Media tampil
dalam bentuk komersial paling mudah dilihat saat pemilu, yang dimana selalu terjadi perdebatan antar para
tokoh yang memiliki kepentingan-kepentingan politik . Politisi dan pemilik
media secara terbuka berkolaborasi memanfaatkan media untuk melakukan berbagai
strategi mengekspresikan kepentingan pribadi atau kelompoknya lewat media. Dari
sekadar pencitraan politik hingga modus-modus pembentukan opini untuk memilih
atau tidak memilih kandidat tertentu yang menjadi kawan atau lawan politiknya.
Diskusi
tentang pemanfaatan media untuk kepentingan politik sesungguhnya bukanlah hal yang
baru. Di Amerika Serikat, kemenangan Presiden John F. Kennedy atas lawannya
Richard Nixon di tahun 1960, selalu dikaitkan dengan keberhasilan sang presiden
mempopulerkan dirinya melalui televisi, debat kampanye yang pada saat itu berlangsung
melalui televisi telah membuat jutaan rakyat Amerika Serikat berbondong-bondong
datang untuk memberikan suara mereka pada Kennedy.
Namun akibat
dari adanya media komersial ini dapat secara tidak langsung mempersempit ruang
pemberitaan. Kondisi ini berimplikasi pada langkanya isu-isu publik yang
mestinya bisa diangkat media. Dengan kata lain, masuknya agenda pemilik mau
tidak mau menggeser berita-berita penting lainnya yang relevan dan signifikan
bagi publik. Dalam situasi semacam ini, publik dirugikan karena minimnya
informasi berkualitas yang relevan bagi kehidupan mereka. Jika berbicara dalam
konteks pemilu, penyalahgunaan media telah merampas hak publik untuk memperoleh
informasi pemilu yang lebih beragam, karena tayangan di media yang seharusnya
bisa dimanfaatkan untuk tayangan-tayangan yang informatif, justru diisi oleh
wajah-wajah para pemilik stasiun TV, capres dan cawapres yang didukung, serta
partai politik dari kelompok kepentingan mereka. Pada akhirnya, sebagian media
arus utama cenderung tidak lagi bisa diandalkan kredibilitasnya dalam
menyampaikan informasi.
Regulasi di
Indonesia sebenarnya telah mengatur penyalahgunaan stasiun televisi untuk
kepentingan pemilu ini dalam UU Nomor 32 Tahun 2002 tentang Penyiaran.
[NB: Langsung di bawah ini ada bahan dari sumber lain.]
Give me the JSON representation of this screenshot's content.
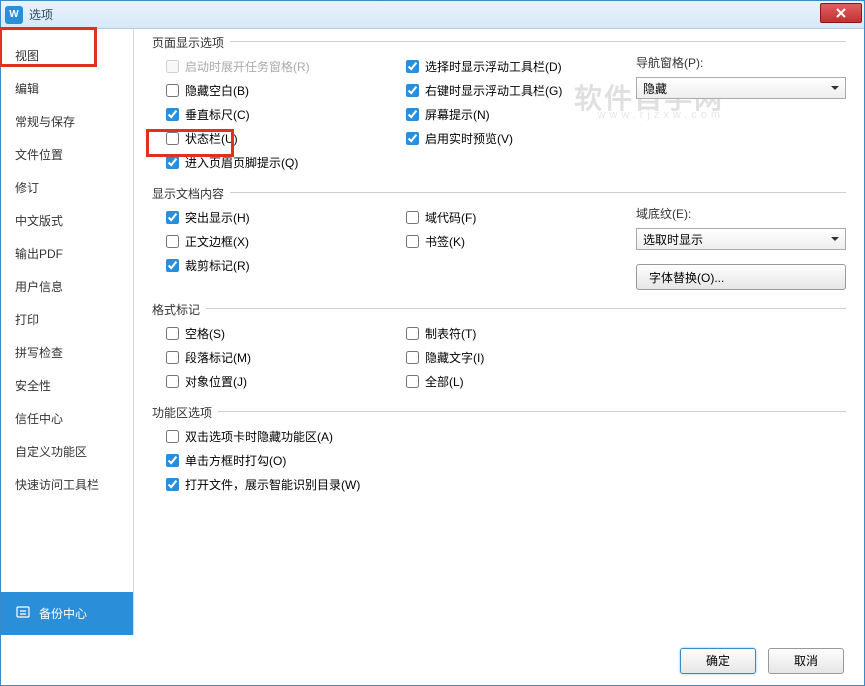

Selain
melangar UU, tayangan kampanye politik dengan beragam modus juga melanggar
Pedoman Perilaku Penyiaran (P3) dan Standar Program Siaran (SPS) tahun 2012,
yang dikeluarkan oleh KPI. Dalam pasal 11 ayat 2.
Aturan di atas
kertas bisa jadi cukup tegas, namun penegakan dan pemberian sanksi atas
pelanggaran aturan dalam praktiknya seringkali tidak sejalan. Terbukti dari
ketidakberdayaan regulator memberikan sanksi tegas kepada pengelola televisi
pelanggar aturan main pemilu. Pada kondisi demikian, kehadiran media komunitas
sangat penting dalam diskusi mengenai demokratisasi media di masa pemilihan
umum, terlebih di tengah tatanan media di Indonesia yang sangat didominasi
swasta sebagai arus utama. Terlalu dominannya lembaga penyiaran swasta yang
tunduk pada rating dan kepentingan pemilik telah terbukti dapat merusak
sendi-sendi demokrasi. Oleh karena itu, lembaga penyiaran swasta memerlukan
penyeimbang, yakni media komunitas.
Jack Snyder
(2003) melihat peran positif yang dapat dimainkan media komunitas, seperti
sebagai pendidik, pengidentifikasi masalah, penyedia forum, dan penguat
(revitalitator) sosiokultural bagi komunitas, yang juga sejalan dengan
prinsip-prinsip good local governance
seperti partisipasi, transparansi, dan akuntabilitas di tingkat komunitas.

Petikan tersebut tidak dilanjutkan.